Scotiabank international strength in Q3 buffers it from provisions that hit rival BMO
By Nichola Saminather
Aug 27 (Reuters) - Canadian lender Bank of Nova Scotia BNS.TO beat estimates for quarterly profit on Tuesday, as strength in its international division buffered the bank from higher credit provisions, a factor that led rival Bank of Montreal BMO.TO to disappoint.
Banks in Canada are seeing increased credit provisions on elevated household debt-to-income ratios and struggles in the oil and gas sector, while margins and capital markets businesses face pressure from a global economic slowdown and trade uncertainties.
Both banks saw higher loan-loss provisions during the quarter. BMO reported a jump of 64.5% from a year ago. Scotiabank posted a 35% rise when excluding one-off provisions taken a year earlier, although the level was below analyst expectations.
Scotiabank, which has the biggest overseas presence among the country's major banks that are focused on the Latin American trading bloc comprising Mexico, Peru, Chile and Colombia, benefitted from that exposure during the quarter.
A 14% increase in adjusted earnings in Scotia's international business to C$815 million, compared with 2.9% growth in its domestic operations to C$1.17 billion, helped lift the results of Canada's third-biggest lender, and offset a 15% decline in profit from its global banking and markets unit.
Scotiabank's adjusted earnings, excluding a one-time loss related to the sale of its operations in Puerto Rico and the U.S. Virgin Islands, was C$1.88 per share, compared with analysts' estimates of C$1.85.
"After four consecutive misses on earnings, we are encouraged" by Scotiabank's results, analysts at Canaccord Genuity wrote in a note.
While BMO's capital markets business performance beat that of most of its peers, rising 5% from a year ago, that was eroded by lower profit from its wealth management unit and a mere 1% increase in its Canadian and U.S. retail business income.
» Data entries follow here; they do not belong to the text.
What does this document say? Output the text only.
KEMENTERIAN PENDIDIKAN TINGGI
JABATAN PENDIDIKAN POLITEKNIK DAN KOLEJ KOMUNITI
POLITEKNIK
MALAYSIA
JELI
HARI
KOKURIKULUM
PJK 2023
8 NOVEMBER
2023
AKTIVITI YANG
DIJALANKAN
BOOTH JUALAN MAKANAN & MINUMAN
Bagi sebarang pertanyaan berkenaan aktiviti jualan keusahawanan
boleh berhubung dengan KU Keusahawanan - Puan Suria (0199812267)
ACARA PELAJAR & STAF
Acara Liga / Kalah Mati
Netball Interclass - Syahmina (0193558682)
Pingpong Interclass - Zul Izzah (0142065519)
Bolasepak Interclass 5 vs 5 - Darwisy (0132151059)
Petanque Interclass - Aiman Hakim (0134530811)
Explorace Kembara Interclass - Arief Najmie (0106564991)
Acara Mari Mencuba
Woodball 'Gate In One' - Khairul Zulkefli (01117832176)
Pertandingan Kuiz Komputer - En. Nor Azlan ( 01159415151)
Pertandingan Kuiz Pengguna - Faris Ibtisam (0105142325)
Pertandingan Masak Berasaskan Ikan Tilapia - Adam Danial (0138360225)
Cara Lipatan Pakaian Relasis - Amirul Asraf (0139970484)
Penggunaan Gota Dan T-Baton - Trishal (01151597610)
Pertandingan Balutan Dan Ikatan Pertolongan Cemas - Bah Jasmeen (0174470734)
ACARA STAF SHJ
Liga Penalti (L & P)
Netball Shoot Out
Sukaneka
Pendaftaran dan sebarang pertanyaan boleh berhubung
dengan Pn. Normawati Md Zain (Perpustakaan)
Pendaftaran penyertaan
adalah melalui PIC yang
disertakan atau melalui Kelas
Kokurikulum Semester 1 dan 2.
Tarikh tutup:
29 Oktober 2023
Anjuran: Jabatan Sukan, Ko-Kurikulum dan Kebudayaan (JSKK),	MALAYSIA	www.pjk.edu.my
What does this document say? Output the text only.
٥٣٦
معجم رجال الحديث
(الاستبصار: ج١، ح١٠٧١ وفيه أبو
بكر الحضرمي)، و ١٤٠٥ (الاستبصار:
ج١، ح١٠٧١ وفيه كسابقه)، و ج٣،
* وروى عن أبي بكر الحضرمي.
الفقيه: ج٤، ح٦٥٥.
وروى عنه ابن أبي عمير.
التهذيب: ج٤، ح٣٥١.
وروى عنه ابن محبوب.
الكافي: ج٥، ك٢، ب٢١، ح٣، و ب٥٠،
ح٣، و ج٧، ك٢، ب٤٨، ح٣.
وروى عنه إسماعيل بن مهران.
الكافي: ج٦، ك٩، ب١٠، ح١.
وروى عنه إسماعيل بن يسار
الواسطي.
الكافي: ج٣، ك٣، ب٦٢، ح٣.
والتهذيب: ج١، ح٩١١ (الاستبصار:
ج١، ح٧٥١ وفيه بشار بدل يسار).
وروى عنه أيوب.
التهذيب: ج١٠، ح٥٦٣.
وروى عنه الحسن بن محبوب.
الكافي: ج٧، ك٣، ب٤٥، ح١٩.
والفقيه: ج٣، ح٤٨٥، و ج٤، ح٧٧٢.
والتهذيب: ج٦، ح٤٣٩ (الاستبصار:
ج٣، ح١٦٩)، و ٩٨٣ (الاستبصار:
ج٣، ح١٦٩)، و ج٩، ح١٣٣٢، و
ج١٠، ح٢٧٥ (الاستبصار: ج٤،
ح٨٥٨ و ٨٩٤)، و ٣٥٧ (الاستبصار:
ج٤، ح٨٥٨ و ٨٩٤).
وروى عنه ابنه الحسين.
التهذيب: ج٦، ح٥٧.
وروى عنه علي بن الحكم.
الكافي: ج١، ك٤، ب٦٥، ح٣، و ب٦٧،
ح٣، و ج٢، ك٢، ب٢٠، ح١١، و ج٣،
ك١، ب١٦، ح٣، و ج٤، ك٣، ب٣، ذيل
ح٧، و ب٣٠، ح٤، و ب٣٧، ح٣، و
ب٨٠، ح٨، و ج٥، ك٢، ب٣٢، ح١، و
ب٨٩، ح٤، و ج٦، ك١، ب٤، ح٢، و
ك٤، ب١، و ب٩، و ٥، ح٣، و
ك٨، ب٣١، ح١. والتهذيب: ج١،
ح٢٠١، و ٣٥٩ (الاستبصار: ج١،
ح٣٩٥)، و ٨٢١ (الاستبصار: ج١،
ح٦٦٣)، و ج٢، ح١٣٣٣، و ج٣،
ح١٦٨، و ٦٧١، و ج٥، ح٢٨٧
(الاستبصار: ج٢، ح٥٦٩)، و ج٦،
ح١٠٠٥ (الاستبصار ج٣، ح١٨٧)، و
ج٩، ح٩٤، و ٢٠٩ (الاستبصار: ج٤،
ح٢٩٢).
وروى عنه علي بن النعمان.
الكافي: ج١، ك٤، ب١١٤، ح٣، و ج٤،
"The bank’s revenue and non-interest expenses were slightly better than we had expected, although that was more than offset by higher loan loss provisions," analysts at Credit Suisse wrote in a note.
"The wealth segment was a drag due to weaker insurance earnings... while more concerning was a C$0.05/share miss on U.S. (personal and commercial) banking as margins were materially lower than last quarter."
BMO earned C$2.38 a share excluding items, compared to analyst expectations for C$2.49 per share, according to IBES data from Refinitiv.
Last week, Royal Bank of Canada RY.TO, the nation’s biggest bank by market value, and Canadian Imperial Bank of Commerce CM.TO, the most domestically focused lender, posted profit increases. This was driven by their wealth management divisions, particularly in the U.S., and lending at home, which offset slowdowns in their capital markets businesses.
Both banks also warned of the potential impact on margins of a slowdown in global economic growth and the resulting monetary policy easing by central banks.